Company values are front and center in the 28th floor entryway. “We strongly believe that a workplace is a physical embodiment of a culture,” a LinkedIn spokesperson told Entrepreneur. “Everything pulled into the design of this space is in relation to LinkedIn’s values.”


Lounge space

LinkedIn provides many informal, less structured lounge spaces where its teams can collaborate and converse. The company says its goal is to “evolve the idea of a workspace.”


Catch a flick

A movie theater allows employees to take a break or wind down by watching films or playing games together.

The Empire Cafe

Employees gather for meals, snacks and coffee in the pantry and cafeteria areas, the largest of which is on the 28th floor. LinkedIn uses the space featuring clean lines, muted colors and modern aesthetics for events such as “Cinco de Linco” and “Bring in Your Parents Day.”

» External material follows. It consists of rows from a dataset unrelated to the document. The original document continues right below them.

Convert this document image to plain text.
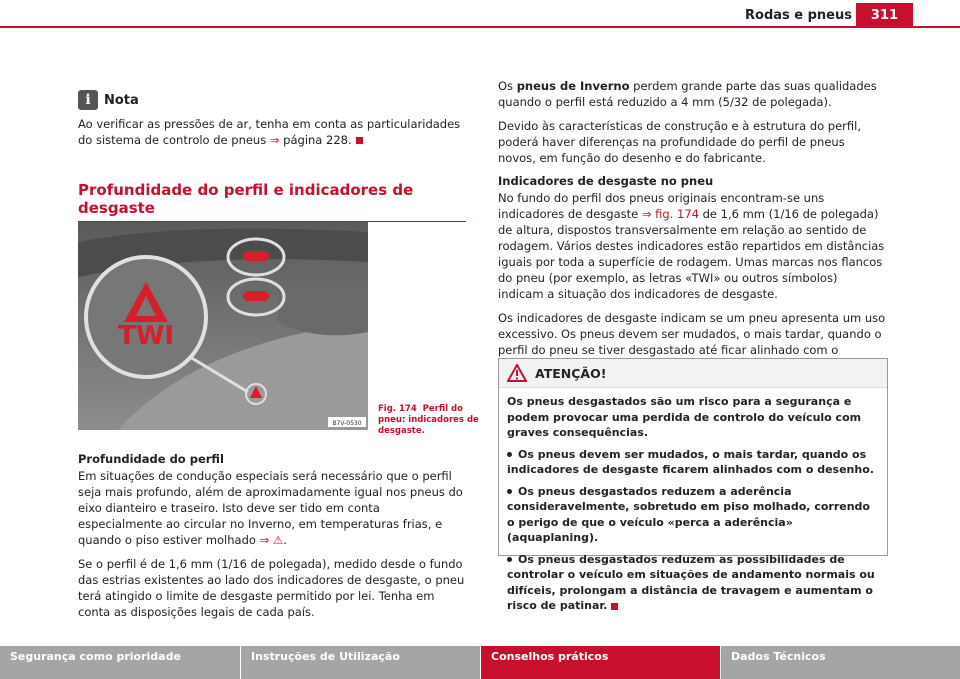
Rodas e pneus	311
i	Nota

Ao verificar as pressões de ar, tenha em conta as particularidades do sistema de controlo de pneus ⇒ página 228.

Profundidade do perfil e indicadores de desgaste
TWI
B7V-0530
Fig. 174 Perfil do pneu: indicadores de desgaste.
Profundidade do perfil

Em situações de condução especiais será necessário que o perfil seja mais profundo, além de aproximadamente igual nos pneus do eixo dianteiro e traseiro. Isto deve ser tido em conta especialmente ao circular no Inverno, em temperaturas frias, e quando o piso estiver molhado ⇒ ⚠.

Se o perfil é de 1,6 mm (1/16 de polegada), medido desde o fundo das estrias existentes ao lado dos indicadores de desgaste, o pneu terá atingido o limite de desgaste permitido por lei. Tenha em conta as disposições legais de cada país.

Os pneus de Inverno perdem grande parte das suas qualidades quando o perfil está reduzido a 4 mm (5/32 de polegada).

Devido às características de construção e à estrutura do perfil, poderá haver diferenças na profundidade do perfil de pneus novos, em função do desenho e do fabricante.

Indicadores de desgaste no pneu

No fundo do perfil dos pneus originais encontram-se uns indicadores de desgaste ⇒ fig. 174 de 1,6 mm (1/16 de polegada) de altura, dispostos transversalmente em relação ao sentido de rodagem. Vários destes indicadores estão repartidos em distâncias iguais por toda a superfície de rodagem. Umas marcas nos flancos do pneu (por exemplo, as letras «TWI» ou outros símbolos) indicam a situação dos indicadores de desgaste.

Os indicadores de desgaste indicam se um pneu apresenta um uso excessivo. Os pneus devem ser mudados, o mais tardar, quando o perfil do pneu se tiver desgastado até ficar alinhado com o

ATENÇÃO!

Os pneus desgastados são um risco para a segurança e podem provocar uma perdida de controlo do veículo com graves consequências.

Os pneus devem ser mudados, o mais tardar, quando os indicadores de desgaste ficarem alinhados com o desenho.

Os pneus desgastados reduzem a aderência consideravelmente, sobretudo em piso molhado, correndo o perigo de que o veículo «perca a aderência» (aquaplaning).

Os pneus desgastados reduzem as possibilidades de controlar o veículo em situações de andamento normais ou difíceis, prolongam a distância de travagem e aumentam o risco de patinar.

Segurança como prioridade	Instruções de Utilização	Conselhos práticos	Dados Técnicos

Timeless meets contemporary

The airy cafeteria area on the 28th floor features natural light accented by LinkedIn’s signature blue walls and black and white photographs. This combination of timeless and contemporary touches defines the entire office’s design.

Lydia Belanger

Right on cue

The corner of the cafeteria area features not a ping-pong table, as the startup stereotype goes, but a pool table. It invites employees from different departments and teams to play together and form relationships. (The black hats on the wall double as lampshades.)

See yourself

A connecting hallway is plastered with wallpaper adorned with photo frames. It reads “Picture Yourself,” the name of a campaign through which LinkedIn encourages members to harness their passions and launch new careers.


Pop of color

In this casual, funky meeting area, known as the “red room,” form and function vie for dominance. Ultimately, it’s another options for employees to have private conversations away from the open workspace area.


Personal touches

“LinkedIn requested that IA include opportunities for personalization and branding within the design of the floor,” the design firm shared in a statement to Entrepreneur. This wall features black and white photos of employees’ pets.

'They pace a lot'

Height-adjustable workstations are clustered in groups. “The LinkedIn sales teams spend a lot of time on their phone headsets so it was important that they not face one another like they would in a typical benching layout, and also, that they have paths to walk on while they are on the phone,” IA shared with Entrepreneur. “They pace a lot.”


Nooks and crannies

LinkedIn has some fun with the naming of its conference and breakout rooms. This one called “Doyers St.,” is one of a series of rooms named after “hidden” or tertiary New York streets that aren’t well known. Doyers Street is a 200-foot-long street in Manhattan’s Chinatown neighborhood. The corridors throughout the office also contain meeting nooks like the one pictured above.


The Eighth Wonder

The King Kong conference room, pictured here, is on the 24th floor. “We are a global company so it’s important that we provide the proper resources for our teams to connect with one another from different cities, countries, and even continents, so our conference rooms come equipped with the tools to make that happen,” a LinkedIn spokesperson said. 

For those in the know

One of these 125 rotary phones is an active landline, which unlocks a secret room. To unlock the door that lead to the secret room, guests have to pick up that one particular phone, then hang it up. Employees can call the phone to help guests find it more easily by following the ringing.


Happy hours back in time

The landline-controlled door opens into a speakeasy, the most popular spot in the office. The vintage-inspired decor and dim lighting make you feel as though you've been transported back to the Prohibition era. There, employees hold a happy hour series called “Beers for My Peers” on Thursdays at 4 p.m.


On the 'club level'

The “club level” of the LinkedIn offices naturally features a colorfully equipped fitness room.